Emblematiche le parole della negoziatrice per le Fiji, Michelle Baleikanacea: “molte nazioni in via di sviluppo – che non hanno budget per cambiare i piani di volo – sono state costrette ad abbandonare l’incontro. Purtroppo, le Fiji sono l’unico Paese insulare del Pacifico ancora presente a questa Cop – siamo venuti come una delegazione di dieci persone e io sono l’unica rimasta. Non possiamo permetterci di cambiare volo perché non abbiamo i fondi necessari”, ribadendo implicitamente una delle ragioni del ritardo nella conclusione dei negoziati, la scarsa disponibilità di risorse da parte dei Paesi sviluppati. I Paesi dovranno continuare i colloqui l’anno prossimo in un incontro intermedio a Bangkok.
Non è stato però tempo perso. Prima della sospensione della Plenaria da parte della furente presidente Colombiana, Susana Muhamad, sono stati approvati tre testi molto importanti. Il primo è stato particolarmente gradito alla presidenza colombiana e brasiliana (ma osteggiato da Indonesia e Russia) poiché sostanzia il ruolo dei popoli indigeni e comunità locali nella cooperazione e nel GBF, incluse le popolazioni afrodiscendenti, creando un organo permanente di rappresentanza, decisione che avrà importanti ripercussioni anche sulla COP-clima. Con l’approvazione dell’Articolo 8(j) popolazioni native avranno a disposizione maggiori strumenti per raccogliere risorse economiche, condividere conoscenze e proteggersi dagli attacchi continui che spesso subiscono dall’esterno.

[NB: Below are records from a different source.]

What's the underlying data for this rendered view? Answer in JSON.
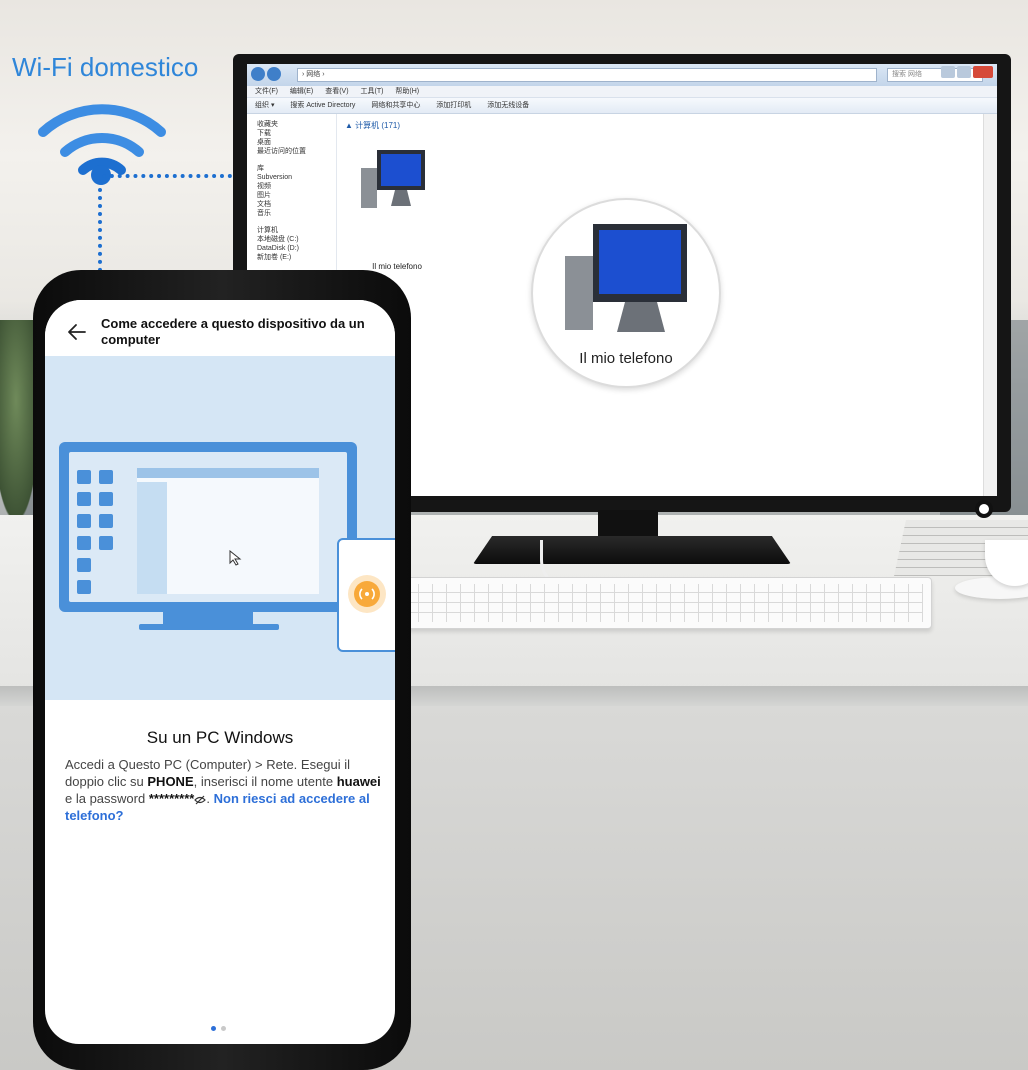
{
  "wifi": {
    "label": "Wi-Fi domestico",
    "icon": "wifi-icon",
    "accent": "#2f86d9"
  },
  "explorer": {
    "address": "› 网络 ›",
    "search_placeholder": "搜索 网络",
    "menu": [
      "文件(F)",
      "编辑(E)",
      "查看(V)",
      "工具(T)",
      "帮助(H)"
    ],
    "toolbar": [
      "组织 ▾",
      "搜索 Active Directory",
      "网络和共享中心",
      "添加打印机",
      "添加无线设备"
    ],
    "nav_pane": {
      "favorites": [
        "收藏夹",
        "下载",
        "桌面",
        "最近访问的位置"
      ],
      "libraries": [
        "库",
        "Subversion",
        "视频",
        "图片",
        "文档",
        "音乐"
      ],
      "computer": [
        "计算机",
        "本地磁盘 (C:)",
        "DataDisk (D:)",
        "新加卷 (E:)"
      ]
    },
    "group_header": "▲ 计算机 (171)",
    "device_label": "Il mio telefono",
    "zoom_label": "Il mio telefono"
  },
  "phone": {
    "back_icon": "back-arrow-icon",
    "title": "Come accedere a questo dispositivo da un computer",
    "heading": "Su un PC Windows",
    "body_parts": {
      "p1": "Accedi a Questo PC (Computer) > Rete. Esegui il doppio clic su ",
      "phone_name": "PHONE",
      "p2": ", inserisci il nome utente ",
      "username": "huawei",
      "p3": " e la password ",
      "password": "*********",
      "p4": ". ",
      "link": "Non riesci ad accedere al telefono?"
    },
    "page_indicator": {
      "current": 1,
      "total": 2
    },
    "link_color": "#2d6fd8"
  }
}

Il secondo impegno preso è lo storico Fondo di Cali, istituito per raccogliere i contributi delle aziende private sull’utilizzo dei dati genetici digitali (DSI) derivati dalle risorse biologiche, creando di fatto un meccanismo di erogazione volontaria per sostenere progetti pubblici, nell’ambito della cooperazione o di comunità indigene. Con il DSI aziende dei settori farmaceutico, cosmetico, nutraceutico, genetico e dell’allevamento dovranno pagare volontariamente almeno l’1% dei propri profitti (o lo 0,1 per cento dei ricavi) lo sfruttamento delle risorse genetiche legate alla biodiversità per aiutare i paesi meno sviluppati a proteggere la natura.

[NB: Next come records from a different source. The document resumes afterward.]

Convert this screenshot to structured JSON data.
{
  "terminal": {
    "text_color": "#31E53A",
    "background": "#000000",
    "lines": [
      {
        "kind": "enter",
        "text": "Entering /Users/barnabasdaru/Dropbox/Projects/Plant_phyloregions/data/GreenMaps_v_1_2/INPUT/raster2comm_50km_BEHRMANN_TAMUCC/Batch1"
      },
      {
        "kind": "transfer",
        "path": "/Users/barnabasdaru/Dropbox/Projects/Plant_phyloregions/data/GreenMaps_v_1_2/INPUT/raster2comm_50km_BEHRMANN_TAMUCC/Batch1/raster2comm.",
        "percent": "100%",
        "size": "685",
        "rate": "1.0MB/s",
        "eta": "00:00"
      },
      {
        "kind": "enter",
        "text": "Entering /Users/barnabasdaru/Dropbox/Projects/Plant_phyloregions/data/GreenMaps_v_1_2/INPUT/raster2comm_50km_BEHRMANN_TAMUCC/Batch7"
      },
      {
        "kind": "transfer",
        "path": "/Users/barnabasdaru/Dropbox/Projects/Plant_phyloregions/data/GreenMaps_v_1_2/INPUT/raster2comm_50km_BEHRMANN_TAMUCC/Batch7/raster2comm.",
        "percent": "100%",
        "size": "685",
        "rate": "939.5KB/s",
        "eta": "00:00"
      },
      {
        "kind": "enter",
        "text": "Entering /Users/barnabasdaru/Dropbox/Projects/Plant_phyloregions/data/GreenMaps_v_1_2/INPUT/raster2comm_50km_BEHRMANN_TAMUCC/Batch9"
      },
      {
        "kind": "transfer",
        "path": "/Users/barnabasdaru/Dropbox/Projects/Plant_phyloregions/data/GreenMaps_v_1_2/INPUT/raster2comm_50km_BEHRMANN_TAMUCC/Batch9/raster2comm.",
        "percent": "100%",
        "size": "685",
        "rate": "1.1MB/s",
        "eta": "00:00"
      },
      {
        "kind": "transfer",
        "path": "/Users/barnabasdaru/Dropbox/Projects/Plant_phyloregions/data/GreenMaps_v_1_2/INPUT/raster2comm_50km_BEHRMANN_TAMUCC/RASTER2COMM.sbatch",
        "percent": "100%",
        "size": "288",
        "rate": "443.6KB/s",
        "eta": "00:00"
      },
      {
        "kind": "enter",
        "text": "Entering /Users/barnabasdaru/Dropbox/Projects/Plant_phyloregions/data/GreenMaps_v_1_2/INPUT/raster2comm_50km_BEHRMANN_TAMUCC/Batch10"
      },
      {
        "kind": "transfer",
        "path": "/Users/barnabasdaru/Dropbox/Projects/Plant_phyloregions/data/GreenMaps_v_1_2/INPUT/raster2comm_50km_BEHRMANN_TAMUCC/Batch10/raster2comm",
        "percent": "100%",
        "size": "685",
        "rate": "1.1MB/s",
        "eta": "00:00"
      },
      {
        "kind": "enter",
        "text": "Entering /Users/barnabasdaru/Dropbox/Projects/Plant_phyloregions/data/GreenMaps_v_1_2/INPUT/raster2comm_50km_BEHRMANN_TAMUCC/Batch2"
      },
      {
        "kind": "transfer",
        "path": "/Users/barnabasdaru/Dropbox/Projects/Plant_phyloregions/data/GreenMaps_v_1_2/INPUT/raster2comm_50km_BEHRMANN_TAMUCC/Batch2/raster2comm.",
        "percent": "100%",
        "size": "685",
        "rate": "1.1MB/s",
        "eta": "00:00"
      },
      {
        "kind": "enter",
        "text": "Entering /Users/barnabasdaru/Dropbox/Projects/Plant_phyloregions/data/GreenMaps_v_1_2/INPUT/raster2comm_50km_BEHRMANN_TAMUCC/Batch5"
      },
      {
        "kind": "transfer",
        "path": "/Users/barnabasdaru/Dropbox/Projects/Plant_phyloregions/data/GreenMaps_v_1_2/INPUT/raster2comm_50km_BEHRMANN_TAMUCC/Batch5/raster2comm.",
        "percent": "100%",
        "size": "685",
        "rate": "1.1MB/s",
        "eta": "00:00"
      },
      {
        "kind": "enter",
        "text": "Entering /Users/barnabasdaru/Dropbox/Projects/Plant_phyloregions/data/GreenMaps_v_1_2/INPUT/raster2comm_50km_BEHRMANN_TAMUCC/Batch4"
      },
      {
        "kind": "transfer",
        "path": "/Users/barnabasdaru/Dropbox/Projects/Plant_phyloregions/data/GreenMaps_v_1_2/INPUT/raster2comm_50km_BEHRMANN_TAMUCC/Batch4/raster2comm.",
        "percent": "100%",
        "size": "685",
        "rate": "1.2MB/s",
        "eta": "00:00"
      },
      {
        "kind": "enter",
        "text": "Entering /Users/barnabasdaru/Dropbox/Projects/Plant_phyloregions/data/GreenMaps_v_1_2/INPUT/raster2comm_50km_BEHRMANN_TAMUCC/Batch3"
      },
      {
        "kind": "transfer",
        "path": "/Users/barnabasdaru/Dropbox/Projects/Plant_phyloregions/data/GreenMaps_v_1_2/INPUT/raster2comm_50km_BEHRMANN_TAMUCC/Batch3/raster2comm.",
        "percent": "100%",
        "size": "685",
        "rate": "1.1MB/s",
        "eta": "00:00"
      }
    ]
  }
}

Infine, va menzionato il testo finale sulle nuove Aree Marine di Importanza Ecologica o Biologica (EBSA), che finalmente include le acque internazionali, ampliando de iure la rete globale di zone protette. Il tema, fortemente sostenuto dalla delegazione italiana è stato menzionato anche nel discorso in plenaria del sottosegretario del Mase, Claudio Barbaro: “l’Italia conferma il suo pieno impegno nei confronti dei principali processi legati alla conservazione e alla gestione sostenibile dei nostri oceani e mari, in particolare l’accordo BBNJ (l’accordo su Biodiversty Beyond National Jurisdiction, nda)”. Ha poi ricordato l’impegno dell’adozione “durante l’attuale Presidenza del G7, di una Dichiarazione del G7 dedicata al BBNJ che, oltre a riconoscere il suo contributo fondamentale alla governance dell’alto mare e, in particolare, al raggiungimento dell’obiettivo 3 del GBF”. E così è stato, aprendo finalmente alla tutela anche in aree al di fuori dei confini nazionali, sostegno per altro importante per la pesca sostenibile italiana, contro le pratiche di overfishing dei mega pescherecci internazionali, che spesso saccheggiano aree di riproduzione e santuari marini in alto mare.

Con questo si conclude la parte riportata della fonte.